Ramping Up: It’s All Grit and Glamour

Want to see what it’s like ramping up to an expedition with a goal to do what has never been done? Rebekah Feaster, Jeff Wueste and I spent the last two weeks in a whirlwind of activity trying to settle our lives/jobs/dough, the we loaded up my pick up truck to the hilt, strapped down our three sea kayaks and sped across the US – tired as hell. We first stopped in Memphis after driving from noon to midnight from Austin. My sister/Expedition Manager, Barbara Edington, arranged for our hotel rooms on the fly while Tom McGuire handled all our media. We’ve got an interview request we’re juggling with a Nunavut reporter traveling from Canada to Greenland to Heathrow Airport in London. We departed from Memphis around ten a.m. (we were wiped out) and got into Columbus, Ohio around 9 pm and shoveled down some supper straight from the yellow foodgroup at the Cracker Barrel, simply because it was within walking distance – lord, help us.
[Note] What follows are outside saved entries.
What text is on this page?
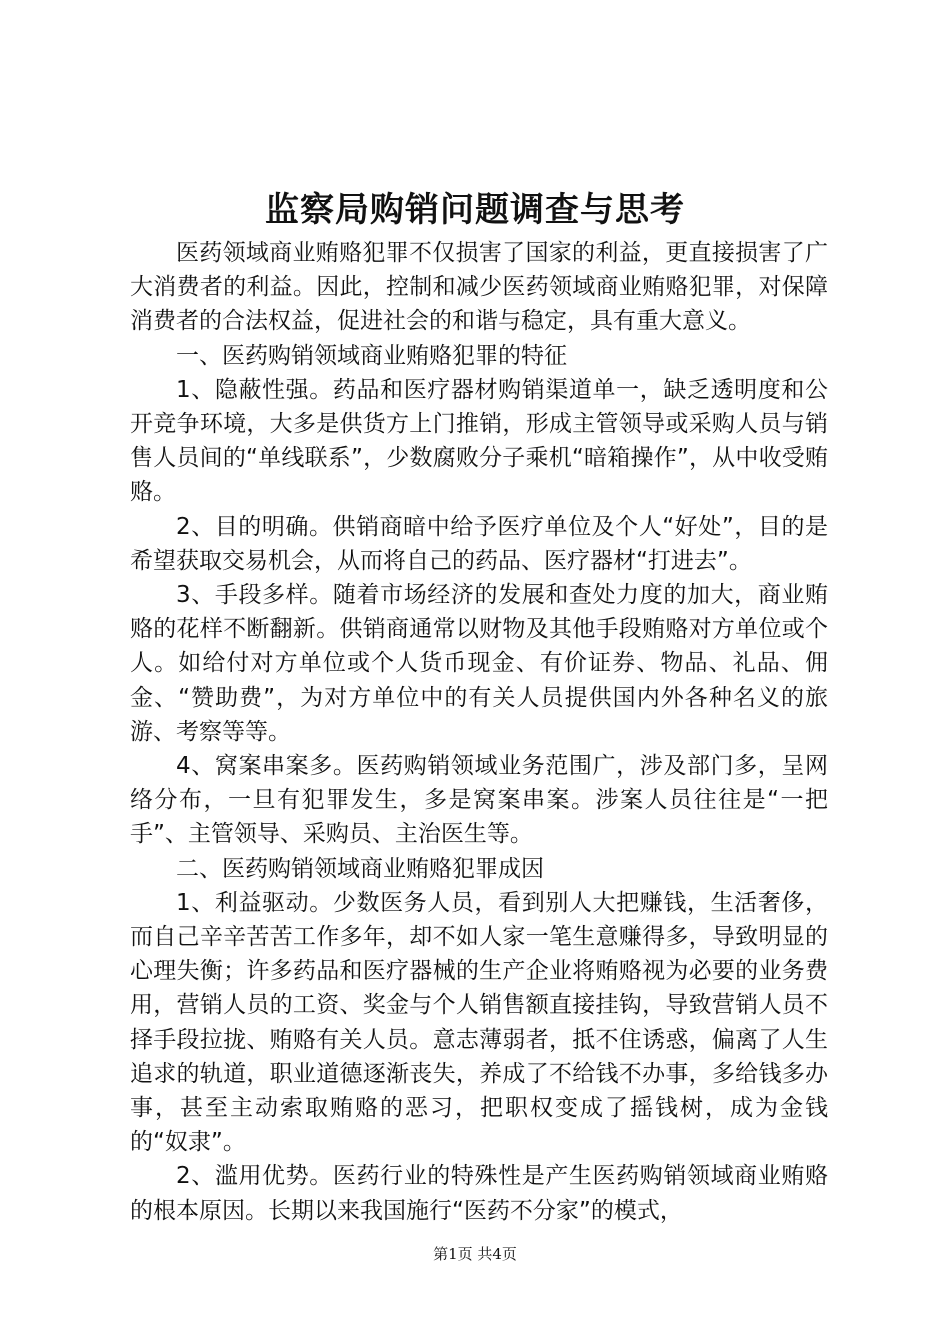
监察局购销问题调查与思考

医药领域商业贿赂犯罪不仅损害了国家的利益，更直接损害了广大消费者的利益。因此，控制和减少医药领域商业贿赂犯罪，对保障消费者的合法权益，促进社会的和谐与稳定，具有重大意义。

一、医药购销领域商业贿赂犯罪的特征

1、隐蔽性强。药品和医疗器材购销渠道单一，缺乏透明度和公开竞争环境，大多是供货方上门推销，形成主管领导或采购人员与销售人员间的“单线联系”，少数腐败分子乘机“暗箱操作”，从中收受贿赂。

2、目的明确。供销商暗中给予医疗单位及个人“好处”，目的是希望获取交易机会，从而将自己的药品、医疗器材“打进去”。

3、手段多样。随着市场经济的发展和查处力度的加大，商业贿赂的花样不断翻新。供销商通常以财物及其他手段贿赂对方单位或个人。如给付对方单位或个人货币现金、有价证券、物品、礼品、佣金、“赞助费”，为对方单位中的有关人员提供国内外各种名义的旅游、考察等等。

4、窝案串案多。医药购销领域业务范围广，涉及部门多，呈网络分布，一旦有犯罪发生，多是窝案串案。涉案人员往往是“一把手”、主管领导、采购员、主治医生等。

二、医药购销领域商业贿赂犯罪成因

1、利益驱动。少数医务人员，看到别人大把赚钱，生活奢侈，而自己辛辛苦苦工作多年，却不如人家一笔生意赚得多，导致明显的心理失衡；许多药品和医疗器械的生产企业将贿赂视为必要的业务费用，营销人员的工资、奖金与个人销售额直接挂钩，导致营销人员不择手段拉拢、贿赂有关人员。意志薄弱者，抵不住诱惑，偏离了人生追求的轨道，职业道德逐渐丧失，养成了不给钱不办事，多给钱多办事，甚至主动索取贿赂的恶习，把职权变成了摇钱树，成为金钱的“奴隶”。

2、滥用优势。医药行业的特殊性是产生医药购销领域商业贿赂的根本原因。长期以来我国施行“医药不分家”的模式，

第1页 共4页
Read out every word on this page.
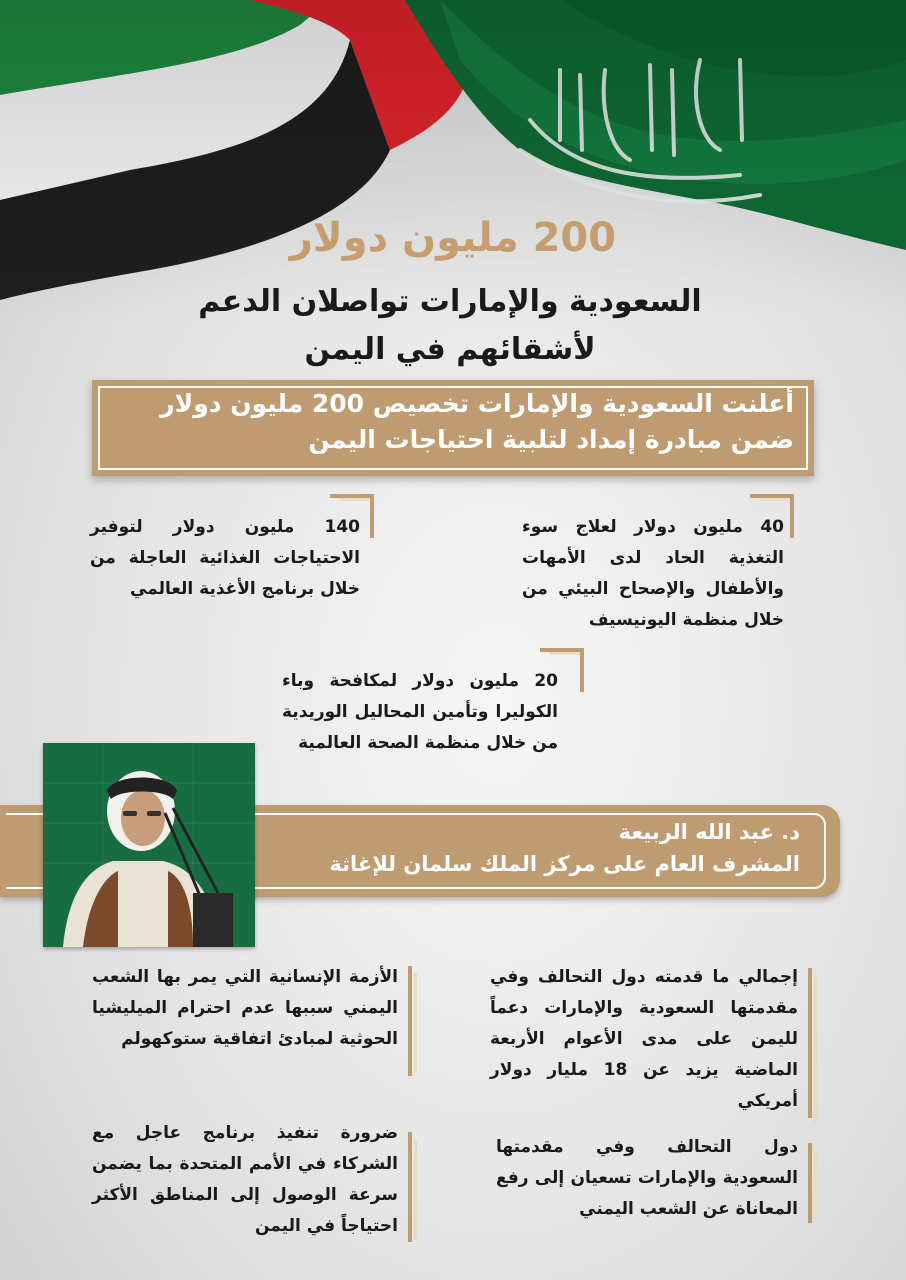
200 مليون دولار
السعودية والإمارات تواصلان الدعم
لأشقائهم في اليمن
أعلنت السعودية والإمارات تخصيص 200 مليون دولار
ضمن مبادرة إمداد لتلبية احتياجات اليمن
40 مليون دولار لعلاج سوء التغذية الحاد لدى الأمهات والأطفال والإصحاح البيئي من خلال منظمة اليونيسيف
140 مليون دولار لتوفير الاحتياجات الغذائية العاجلة من خلال برنامج الأغذية العالمي
20 مليون دولار لمكافحة وباء الكوليرا وتأمين المحاليل الوريدية من خلال منظمة الصحة العالمية
د. عبد الله الربيعة
المشرف العام على مركز الملك سلمان للإغاثة
إجمالي ما قدمته دول التحالف وفي مقدمتها السعودية والإمارات دعماً لليمن على مدى الأعوام الأربعة الماضية يزيد عن 18 مليار دولار أمريكي
الأزمة الإنسانية التي يمر بها الشعب اليمني سببها عدم احترام الميليشيا الحوثية لمبادئ اتفاقية ستوكهولم
دول التحالف وفي مقدمتها السعودية والإمارات تسعيان إلى رفع المعاناة عن الشعب اليمني
ضرورة تنفيذ برنامج عاجل مع الشركاء في الأمم المتحدة بما يضمن سرعة الوصول إلى المناطق الأكثر احتياجاً في اليمن
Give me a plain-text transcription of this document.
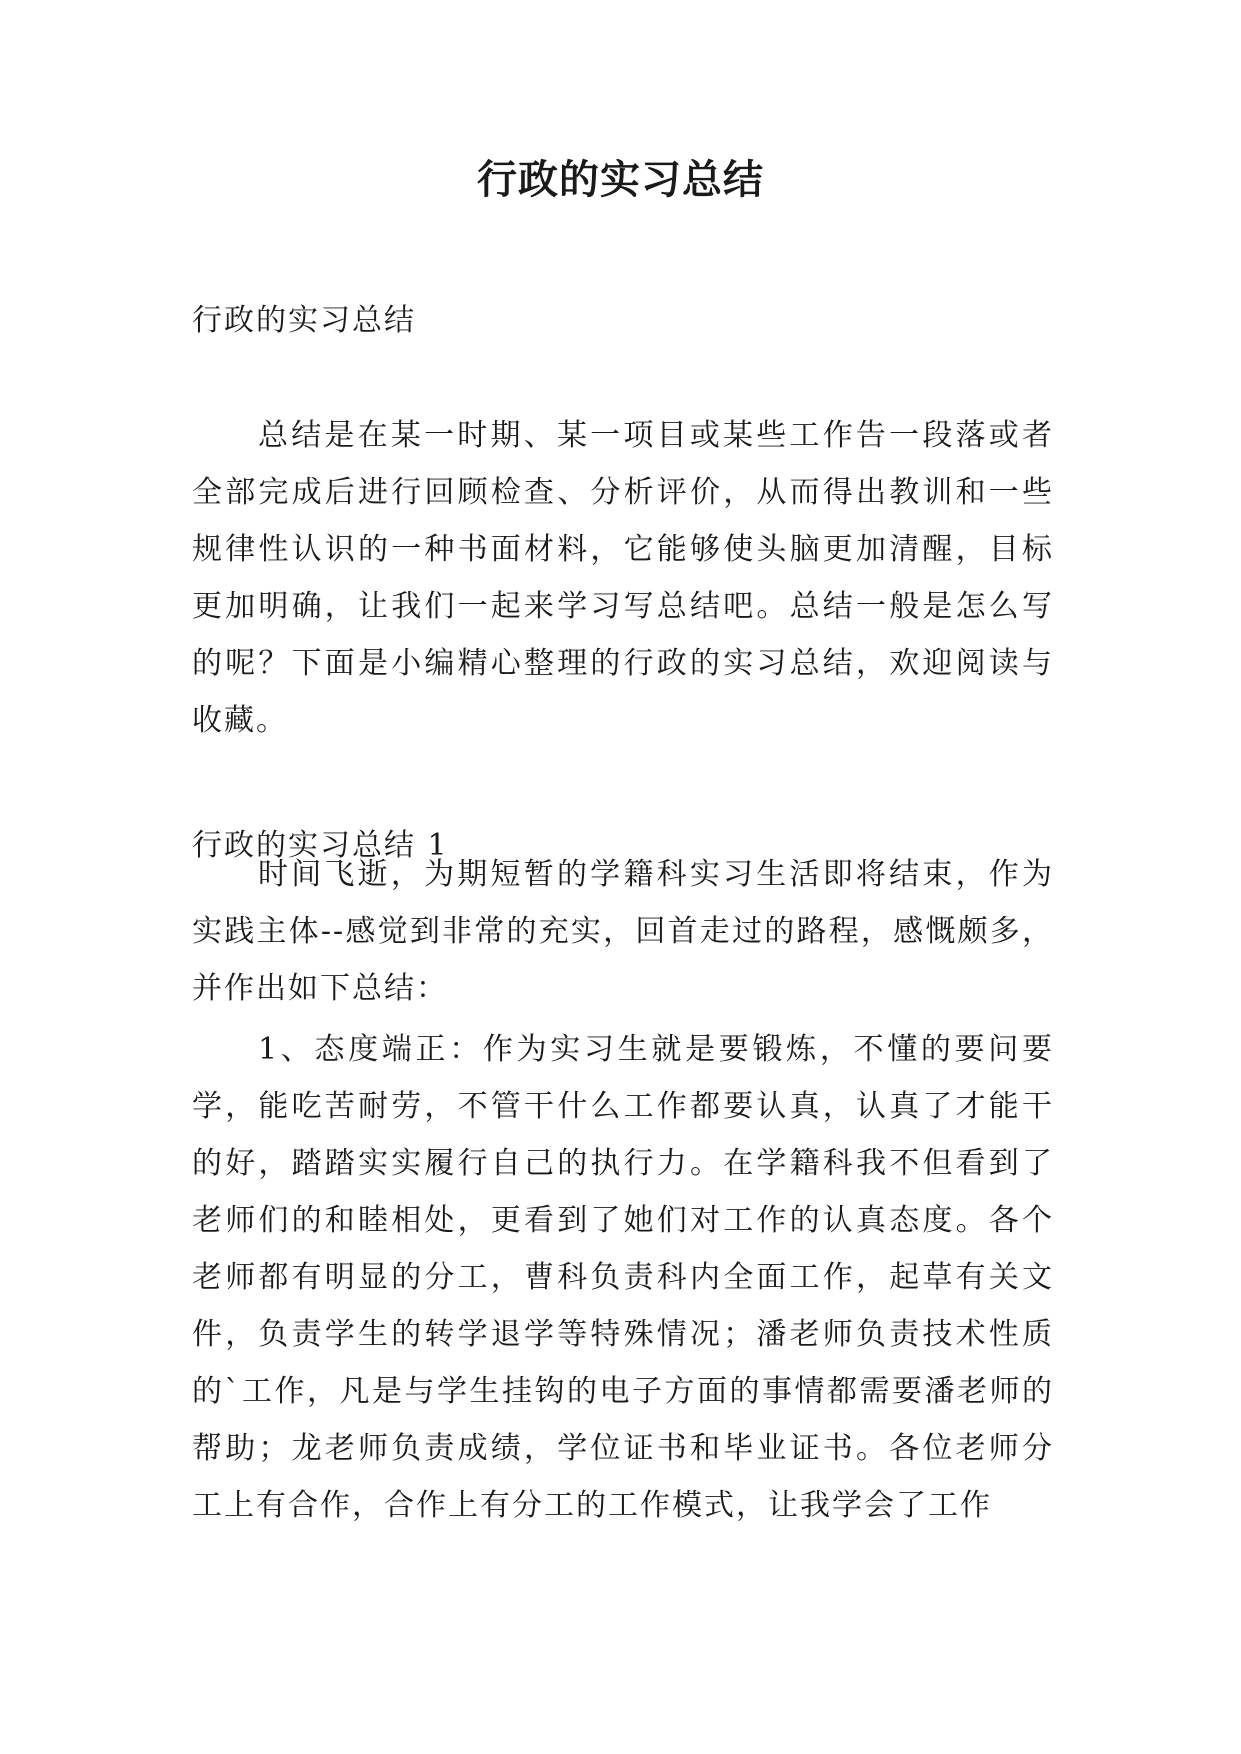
行政的实习总结

行政的实习总结

总结是在某一时期、某一项目或某些工作告一段落或者全部完成后进行回顾检查、分析评价，从而得出教训和一些规律性认识的一种书面材料，它能够使头脑更加清醒，目标更加明确，让我们一起来学习写总结吧。总结一般是怎么写的呢？下面是小编精心整理的行政的实习总结，欢迎阅读与收藏。

行政的实习总结 1

时间飞逝，为期短暂的学籍科实习生活即将结束，作为实践主体--感觉到非常的充实，回首走过的路程，感慨颇多，并作出如下总结：

1、态度端正：作为实习生就是要锻炼，不懂的要问要学，能吃苦耐劳，不管干什么工作都要认真，认真了才能干的好，踏踏实实履行自己的执行力。在学籍科我不但看到了老师们的和睦相处，更看到了她们对工作的认真态度。各个老师都有明显的分工，曹科负责科内全面工作，起草有关文件，负责学生的转学退学等特殊情况；潘老师负责技术性质的`工作，凡是与学生挂钩的电子方面的事情都需要潘老师的帮助；龙老师负责成绩，学位证书和毕业证书。各位老师分工上有合作，合作上有分工的工作模式，让我学会了工作
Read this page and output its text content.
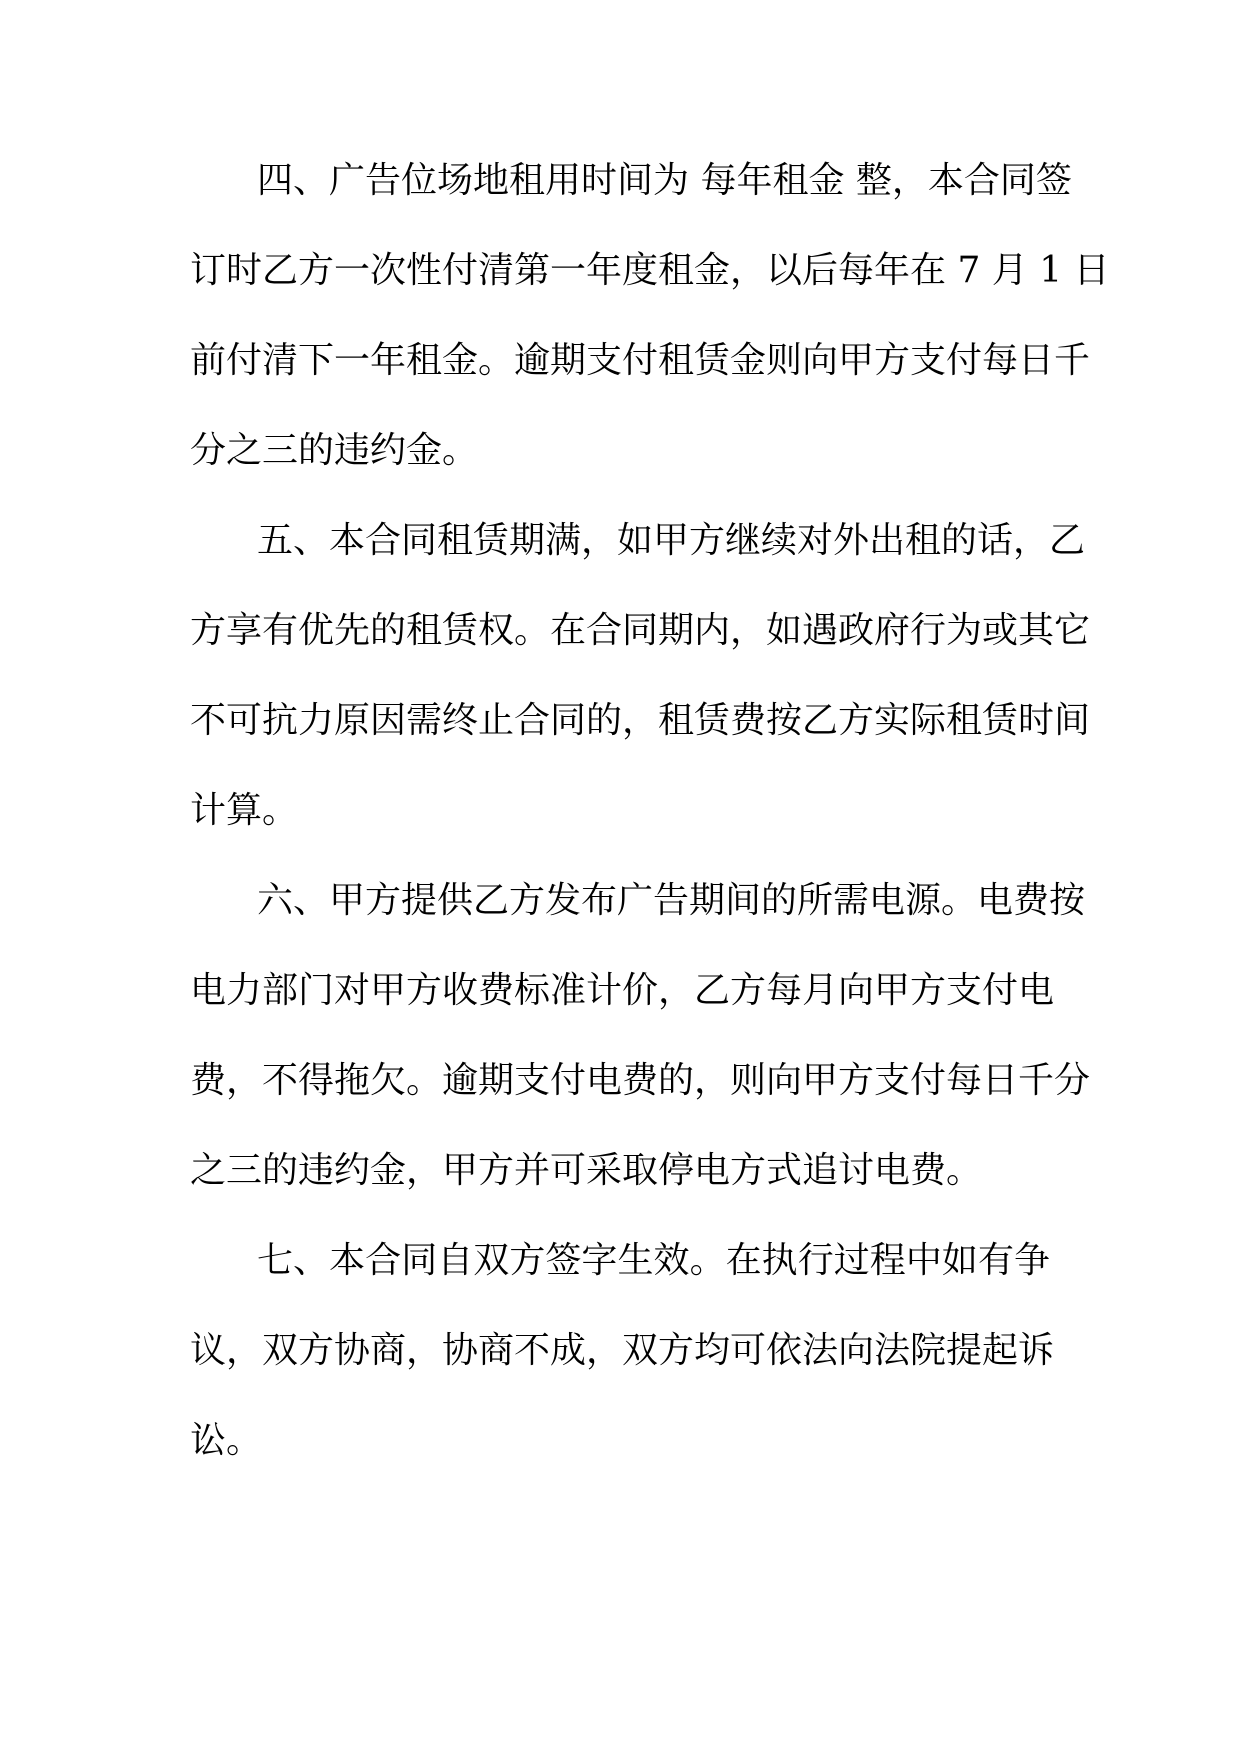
四、广告位场地租用时间为 每年租金 整，本合同签
订时乙方一次性付清第一年度租金，以后每年在 7 月 1 日
前付清下一年租金。逾期支付租赁金则向甲方支付每日千
分之三的违约金。
五、本合同租赁期满，如甲方继续对外出租的话，乙
方享有优先的租赁权。在合同期内，如遇政府行为或其它
不可抗力原因需终止合同的，租赁费按乙方实际租赁时间
计算。
六、甲方提供乙方发布广告期间的所需电源。电费按
电力部门对甲方收费标准计价，乙方每月向甲方支付电
费，不得拖欠。逾期支付电费的，则向甲方支付每日千分
之三的违约金，甲方并可采取停电方式追讨电费。
七、本合同自双方签字生效。在执行过程中如有争
议，双方协商，协商不成，双方均可依法向法院提起诉
讼。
Rebecca had an inch or two of whiskey remaining in a bottle, which I partnered with a Pepsi (we’re reaching here) while I tried to configure some serious issues with my Sony camcorder hard drive, which we need for the expedition. I wasn’t able to figure it out, even with the help of Jeff. Rebekah figured out how we can use our satellite communications as I drove through Kentucky and Ohio (yay, Rebekah!). Now, with a dram or two under my belt, I’m fading and we’ve got ten hours on the road tomorrow to Ottawa WITH a border crossing in between. I figure with our fully loaded truck, kayaks and seal-a-mealed clear bags of white protein powder, shotgun and whatnot, we’ve got a few hours of quality time with some customs agents before we can relax in our hotel rooms (thanks, Barbara!) in Ottawa. So, this is what a bare-bones major expedition looks like, folks. The five star suites and full concierge staff might work for some of those high-end expeditions, but our blue-collar approach is kicking ass and taking names.

When it gets down to it, we’re simply putting one foot in front of the other in order to get to our launch spot at Baffin Bay. One mile at a time. One horrible fast-food meal after another. One bad joke after another. One war story after another. One “Pulp Fiction” reference after another and more importantly, one laugh after another and we’re off!